There's a good article[1] on this topic that talks about how older doctors generally choose to forego lifesaving measures. I think about it a lot because it seems like when a professional who's in the best position to know the tradeoffs makes this kind of decision for themselves they probably understand the risk/reward better than you or me.
Plenty of people who make the sausage don't want to eat it.
I never wanted to go into medicine.
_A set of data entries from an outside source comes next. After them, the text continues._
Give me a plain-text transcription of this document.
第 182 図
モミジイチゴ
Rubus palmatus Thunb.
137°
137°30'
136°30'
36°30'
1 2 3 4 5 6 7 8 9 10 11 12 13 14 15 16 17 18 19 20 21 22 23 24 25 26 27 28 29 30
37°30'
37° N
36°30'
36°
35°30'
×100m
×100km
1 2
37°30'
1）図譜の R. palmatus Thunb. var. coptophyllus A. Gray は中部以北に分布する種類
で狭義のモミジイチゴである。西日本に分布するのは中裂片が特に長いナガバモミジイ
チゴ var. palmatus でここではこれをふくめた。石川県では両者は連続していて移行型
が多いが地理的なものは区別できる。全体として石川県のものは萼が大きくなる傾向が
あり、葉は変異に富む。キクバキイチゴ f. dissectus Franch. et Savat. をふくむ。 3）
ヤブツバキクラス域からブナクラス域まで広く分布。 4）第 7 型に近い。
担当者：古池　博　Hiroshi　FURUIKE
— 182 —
Thus I do not believe the preferences of a typical older doctor represent my preferences in this respect.
I read an article once of a nurse who kept CPR going on her husband for somewhere around 2 hours until they could get him to a hospital that was able to restart his heart. I believe he ended up okay. CPR obviously isn't invasive tubing, but it's still kind of hard on the body.
I think that's the article that made me change my opinion on CPR. When the hospital asks me to sign the form indicating if I want to be resuscitated, I answer no without hesitation. It's harder when my vet asks before operating on my dog, but in the end I made the same call for my dog that I would make for myself - do not resuscitate.
> Yet families are often asked to make the call within 72 hours of someone sustaining a severe brain injury. Unless patients make a rapid recovery in the first few days, it's thought they are unlikely to survive or recover much at all.
> The data Sanders and colleagues analyzed tentatively suggest otherwise.
> The data revealed that 31 of the 56 brain trauma patients who stayed on life support died within six months; and 45 percent survived. Of the 25 patients who survived, more than 30 percent recovered enough in that same six-month period to have at least some independence in daily activities.
> Just four patients recovered 'fully' to how they functioned before their injury.
"some" is doing a lot of work in this sentence. Recovering enough to have "at least some" independence after several months is not a great outcome. That very likely means lifelong daily care is required.
I know. That objection was brought up in the first article I read on this issue. Still, depending on the care required, it's pretty bad to imply that someone is better off dead.
And 7% of the study subjects recovered completely.
The idea of living long term, near death, while medical expenses slowly eat away the savings I would prefer to leave to my loved ones makes me very unhappy.
for example, nobody plans to go on a ventilator. But if you need one (like severe pneumonia), you’re already pretty messed up and you’re going to have a painful death with or without the tubes.